Throwing in the towel

How do you decide when to throw things out? And how do you get your spouse to agree that it's necessary?

I'm speaking, of course, theoretically. We never have problems of this nature in our household. We both promptly dispose of items that have fulfilled their purpose and no longer fit into our busy lifestyle. Or our small house.

Right.

Some people have a difficult time getting rid of things even when they no longer work, and have no hope of ever working again. My husband is one such person.

For a long time now, the can opener and I have been at odds. I wanted it to work, and it did not want to oblige me. It repeatedly came up with new ways to avoid working. Sometimes it would get halfway around the can and then just stop, as if it were 5:00 and quitting time. Sometimes it was almost impossible to turn, and sweat would be pouring down my back when I finally finished turning it. Sometimes it would go all the way around the can, seemingly as it should, but the lid would still be as stuck as the day it was soldered on. In desperation I would sometimes use a bottle opener to punch little holes in the can and drain the contents, drip by agonizingly slow drip. I knew the can opener's days were numbered, but I also knew Joe would not see this issue quite the same way.

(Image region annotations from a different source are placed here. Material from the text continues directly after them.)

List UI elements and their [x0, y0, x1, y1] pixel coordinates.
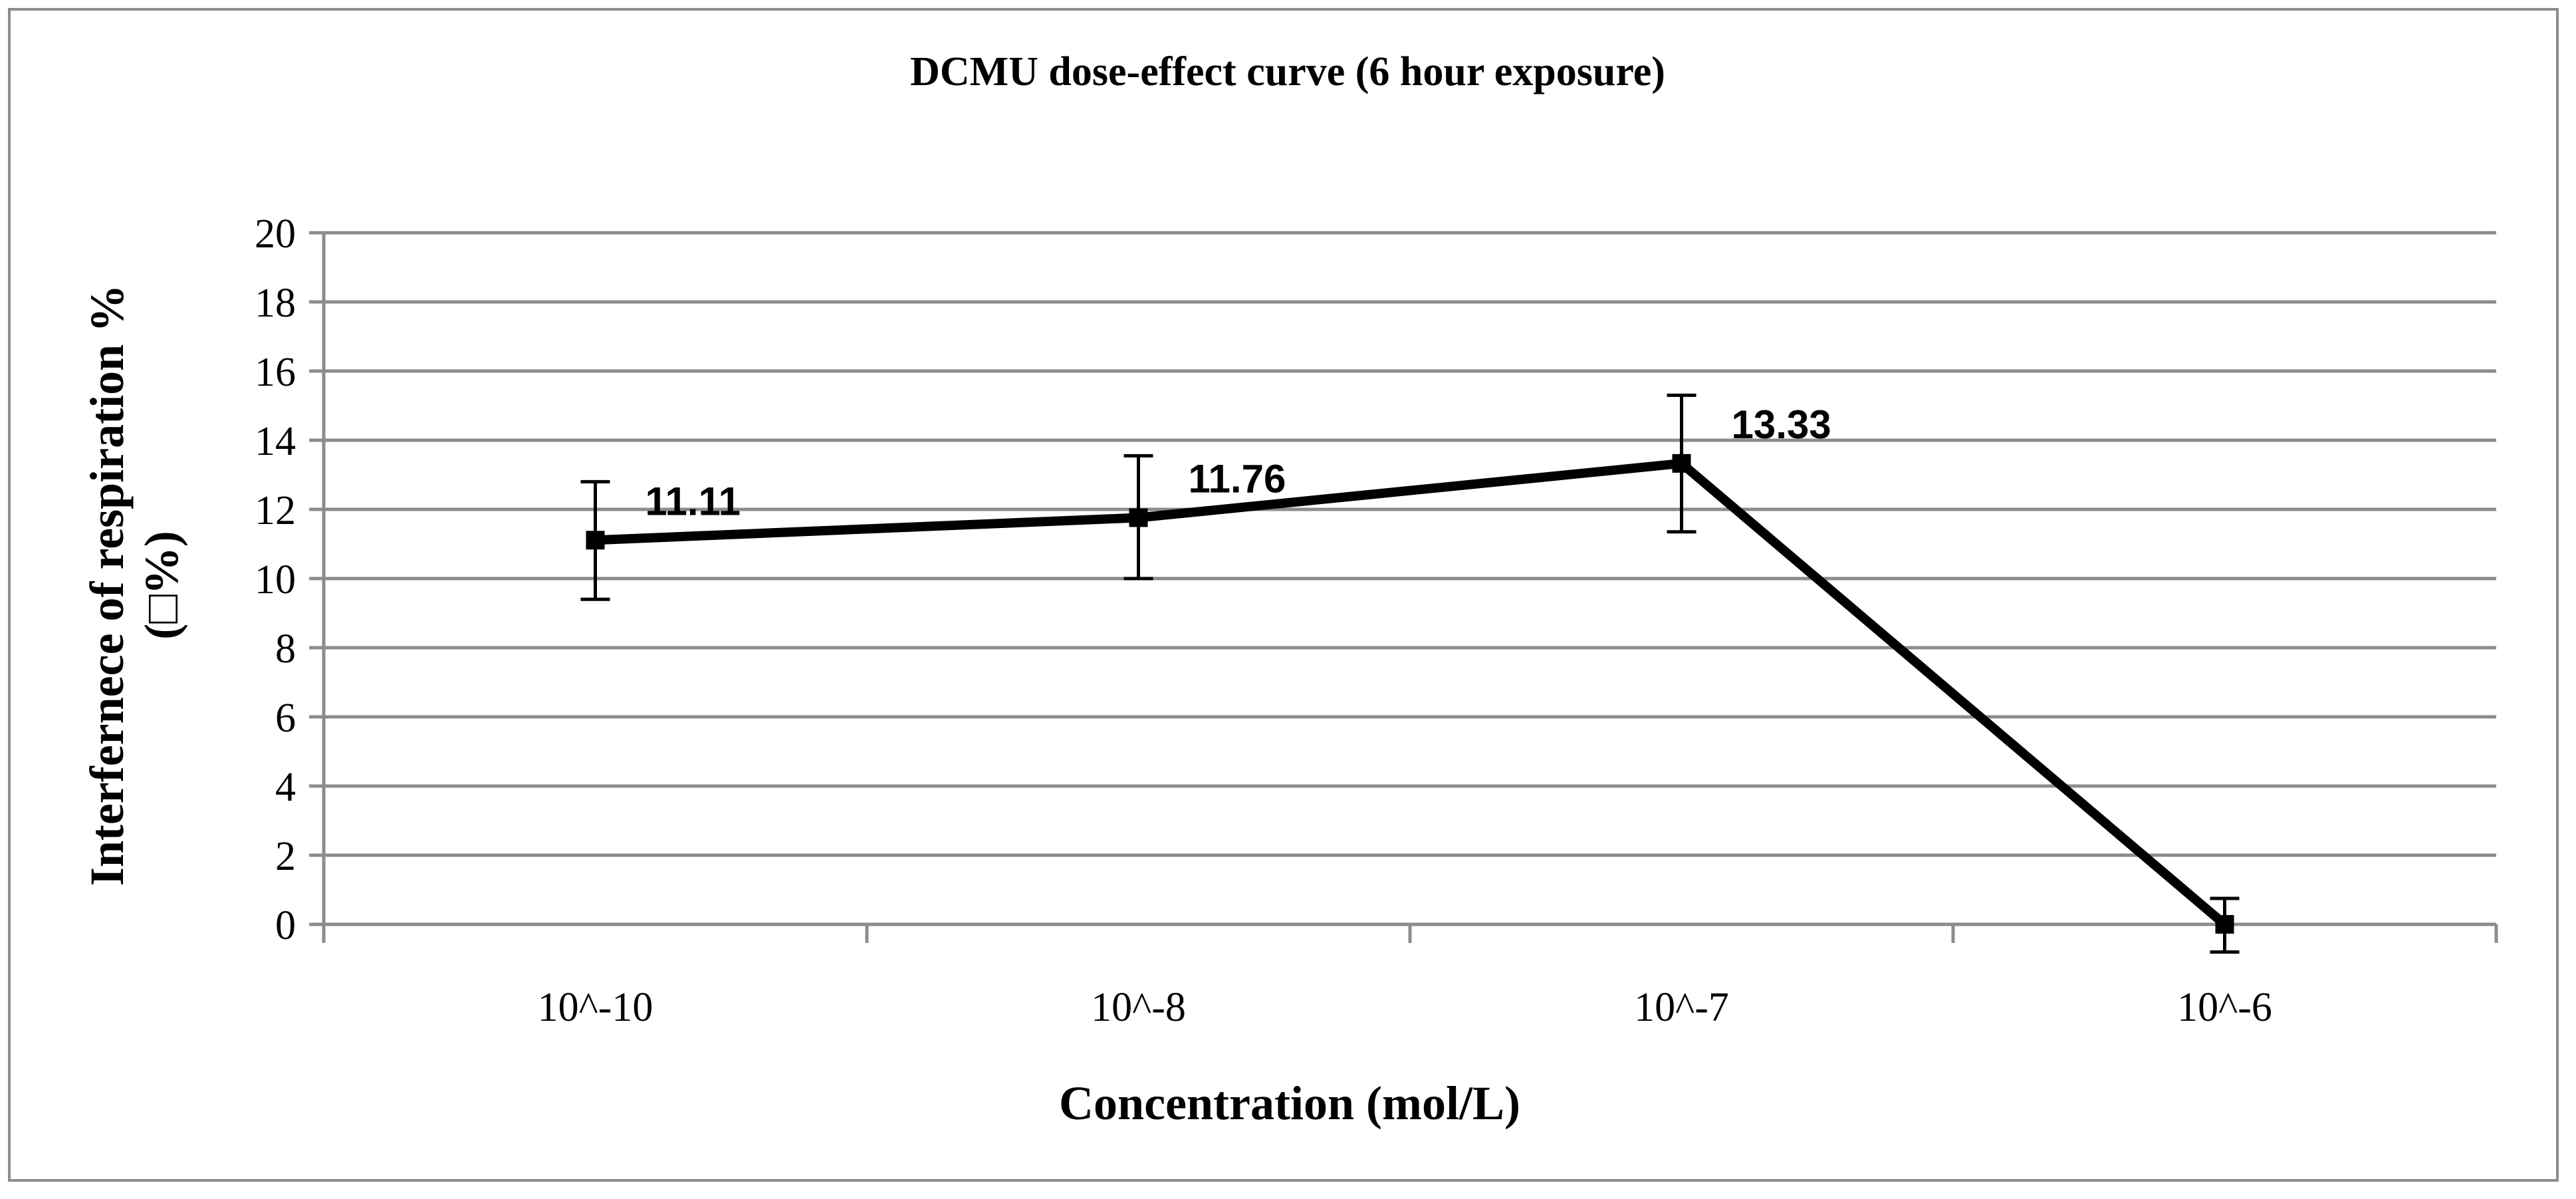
y-tick-label: 8: [275, 626, 296, 672]
data-labels: 11.11 11.76 13.33: [645, 402, 1831, 523]
y-tick-label: 6: [275, 696, 296, 741]
y-tick-label: 0: [275, 903, 296, 948]
x-tick-label: 10^-8: [1091, 985, 1186, 1030]
series-line-group: [595, 458, 2228, 928]
data-markers: [586, 454, 2234, 934]
y-tick-label: 12: [255, 488, 296, 533]
y-axis-title-line2: (□%): [135, 531, 188, 639]
data-label: 13.33: [1732, 402, 1831, 447]
y-axis-title-line1: Interfernece of respiration %: [80, 285, 134, 886]
data-label: 11.76: [1189, 456, 1286, 501]
x-tick-label: 10^-7: [1634, 985, 1729, 1030]
y-tick-label: 10: [255, 557, 296, 602]
y-tick-label: 20: [255, 211, 296, 257]
y-tick-label: 4: [275, 765, 296, 810]
y-axis-title: Interfernece of respiration % (□%): [80, 285, 188, 886]
data-label: 11.11: [645, 479, 741, 523]
y-tick-labels: 0 2 4 6 8 10 12 14 16 18 20: [255, 211, 296, 948]
y-tick-label: 18: [255, 281, 296, 326]
data-point: [586, 531, 605, 550]
data-point: [1129, 508, 1148, 527]
chart-frame: [8, 8, 2559, 1182]
x-tick-label: 10^-6: [2177, 985, 2272, 1030]
data-point: [1672, 454, 1691, 473]
axes: [309, 231, 2498, 943]
chart-title: DCMU dose-effect curve (6 hour exposure): [910, 49, 1665, 94]
error-bars: [580, 393, 2240, 954]
y-tick-label: 2: [275, 834, 296, 879]
x-tick-labels: 10^-10 10^-8 10^-7 10^-6: [538, 985, 2272, 1030]
y-tick-label: 14: [255, 419, 296, 464]
y-tick-label: 16: [255, 350, 296, 395]
x-tick-label: 10^-10: [538, 985, 653, 1030]
data-point: [2215, 915, 2234, 934]
series-line: [595, 458, 2228, 928]
gridlines: [324, 231, 2496, 857]
x-axis-title: Concentration (mol/L): [1059, 1077, 1520, 1130]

One day the can opener staged an open rebellion. It would not even grip the can properly. When I closed the handles, two rows of teeth met above the can. The teeth made a jeering smile, looking up at me, daring me to make the opener pry open the can.

"That's it," I said. "I should have done this a long time ago." I opened the wastebasket, held the can opener over it for a few seconds to let it know I was serious, and gleefully dropped it in. I felt a strange sense of giddiness.

And then I remembered two things. One, I needed that can opened to make dinner. Two, Joe would not be happy to know I had thrown something out, even if it didn't work.

I solved #1 by borrowing a friend's can opener. #2 was a bit more tricky. The can opener could still nark on me, lying as it was right on the top of the wastebasket, and Joe could easily take it back out of the wastebasket, which he might very well do. So I took a deep breath, plunged my hand deep in the wastebasket, and buried the can opener under the other garbage. There, I said. He'll never know it's gone. I figured since he didn't have much personal knowledge of the can opener, he would never know when I bought a new one that I had replaced it.

See the lengths to which a person will go when her spouse refuses to get rid of things? Reduced to hiding things at the bottom of the wastebasket.

I made one teeny tiny mistake, which ruined all my carefully laid plans. I left the borrowed can opener on the kitchen counter, intending to return it the next day. "Hey, what's this?" Joe asked when he saw it. Apparently he had enough knowledge of our former can opener to know that this wasn't it.

"Um, that's Abbie's can opener," I said. "I'm, um, watching it for her."

He looked skeptical.

"Well, actually, our can opener wouldn't work, so I borrowed hers."
I was deliberately vague about the fate of our own can opener. I tried to block his view of the wastebasket so he wouldn't get any ideas.

"Well," he said, "don't throw the other one out. I'm sure we can still use it."

I must have looked guilty. Or maybe it was my eyes, straying toward the wastebasket, that tipped him off.

"You threw it out," he said accusingly.

I nodded.

"But it was less than two years old!" he said.

"It wouldn't work," I said.

"But it was less than two years old!"


"That can opener hasn't worked right for ages!" I said. "It's supposed to be this fancy thing that's soooo easy to turn and works like a dream but no, the stupid thing refuses to turn and this time it wouldn't even grip the can and I got tired of it not working and so I threw it out."

He looked at me as if I were a small child. "Was the can upside down?" he asked.

"What do you mean, was the can upside down? Of course the can wasn't upside down!" I said indignantly.

"Cuz I had trouble with the can opener one time, and I realized I had the can upside down," he said.

Of course, the problem is never with the object itself. I must have a faulty method of operation.

"It wouldn't work, I'm telling you," I said.

He sighed and looked at the wastebasket.

"Don't even think about it," I warned. "It's buried wayyyy down at the bottom."


1 comment:

love to laugh said...

Like father, like son. For over 50 years, I tried to get rid of stuff that had no purpose whatsoever. I would hide it in the garbage sack, and carefully take it to the curb for its final resting place, only to find my husband going through each sack and bringing them back into the garage. I never could figure out why that "stuff" meant so much. It wasn't like he went to the garage to visit it, maybe he just wanted to look at all the space it occupied,while his car sat in all kinds of bad weather. I love your story because I believe every wife in the world can identify with it. Good job!